Arne, Henning & Tom on Tour - Konzerttagebuch

Autor: Arne-Christian Sigge (Seite 2 von 8)

Peter Gabriel in Hamburg – neues Material statt alter Hits

Das muss man sich erst mal trauen: Peter Gabriel spielt auf seiner aktuellen Tour 50% der Setlist Titel von seinem neuen, nur teilweise veröffentlichten Album. 11 Stücke, bleibt nur noch Platz für 11 Hits aus alten Zeiten, von denen schon einmal zwei in ungewöhnlichen, reduzierten Versionen am Lagerfeuer zum Konzertbeginn abgefrühstückt werden.

Statt mit einem Knalleffekt oder einem dramatischen Soundintro startet das Konzert mit dem unspektakulären Auftritt Peter Gabriels auf der Bühne, der erstmal – auf Deutsch – ein wenig über das kommende Konzert, die Abba-Avatare und die Idee hinter der Show erzählt.

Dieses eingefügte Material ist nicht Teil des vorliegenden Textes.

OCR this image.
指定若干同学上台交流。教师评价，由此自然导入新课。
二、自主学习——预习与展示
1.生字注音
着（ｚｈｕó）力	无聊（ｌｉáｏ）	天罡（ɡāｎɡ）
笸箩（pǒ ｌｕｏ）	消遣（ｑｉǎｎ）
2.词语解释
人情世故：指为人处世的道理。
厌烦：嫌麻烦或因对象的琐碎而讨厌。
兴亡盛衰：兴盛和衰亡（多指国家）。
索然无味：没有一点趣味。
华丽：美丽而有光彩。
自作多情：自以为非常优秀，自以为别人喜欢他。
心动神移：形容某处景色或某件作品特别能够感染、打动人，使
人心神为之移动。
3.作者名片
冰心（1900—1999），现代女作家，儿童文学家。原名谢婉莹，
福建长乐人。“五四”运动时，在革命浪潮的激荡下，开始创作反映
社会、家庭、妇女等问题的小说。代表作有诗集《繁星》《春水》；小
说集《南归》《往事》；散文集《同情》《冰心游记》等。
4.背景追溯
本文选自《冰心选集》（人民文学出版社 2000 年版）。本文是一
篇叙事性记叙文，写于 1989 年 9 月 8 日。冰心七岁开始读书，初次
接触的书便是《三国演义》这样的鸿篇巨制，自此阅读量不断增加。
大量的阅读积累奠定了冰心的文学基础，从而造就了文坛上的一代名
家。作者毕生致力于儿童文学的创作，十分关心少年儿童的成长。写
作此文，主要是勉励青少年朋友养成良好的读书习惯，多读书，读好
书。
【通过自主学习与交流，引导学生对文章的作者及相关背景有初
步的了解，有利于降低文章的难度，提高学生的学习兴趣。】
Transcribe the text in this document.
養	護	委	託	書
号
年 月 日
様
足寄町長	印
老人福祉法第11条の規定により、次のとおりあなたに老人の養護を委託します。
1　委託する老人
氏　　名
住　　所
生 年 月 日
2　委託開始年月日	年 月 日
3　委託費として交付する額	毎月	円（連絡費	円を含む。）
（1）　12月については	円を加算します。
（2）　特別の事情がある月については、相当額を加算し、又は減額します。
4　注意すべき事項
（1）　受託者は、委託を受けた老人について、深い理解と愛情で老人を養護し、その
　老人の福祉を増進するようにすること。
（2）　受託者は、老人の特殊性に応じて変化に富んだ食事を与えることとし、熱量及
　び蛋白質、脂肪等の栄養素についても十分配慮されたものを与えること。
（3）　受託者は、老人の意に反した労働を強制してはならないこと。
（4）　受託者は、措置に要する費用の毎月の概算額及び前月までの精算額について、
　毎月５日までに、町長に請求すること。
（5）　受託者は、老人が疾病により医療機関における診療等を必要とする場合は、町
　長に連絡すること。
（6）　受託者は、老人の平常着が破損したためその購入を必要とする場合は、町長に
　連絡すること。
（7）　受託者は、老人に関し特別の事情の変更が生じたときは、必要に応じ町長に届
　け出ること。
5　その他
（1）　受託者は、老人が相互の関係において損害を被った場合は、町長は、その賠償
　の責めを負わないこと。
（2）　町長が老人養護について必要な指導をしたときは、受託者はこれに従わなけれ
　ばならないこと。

Thematisch geht es ein paar Milliarden Jahre zurück, als die ersten Bausteine des Lebens durch Meteoriteneinschläge auf die Erde kamen. Die Entstehung von Leben setzt das Thema. Symbolisch lässt er das Lagerfeuer auf der Bühne entzünden. Dann braucht man Wasser. Tony Levin kommt auf die Bühne und die Beiden beginnen das erste Stück des Abends zu spielen… allerdings ein unterschiedliches, wie sich schnell herausstellt. Peter hatte vergessen, dass er bei den Shows in Deutschland mit einer deutschen Version von Here comes the Flood beginnt. Egal, der zweite Versuch klappt, gefolgt von einer akustischen Version von Growing Up mit dem Rest der Band, immer noch am Lagerfeuer.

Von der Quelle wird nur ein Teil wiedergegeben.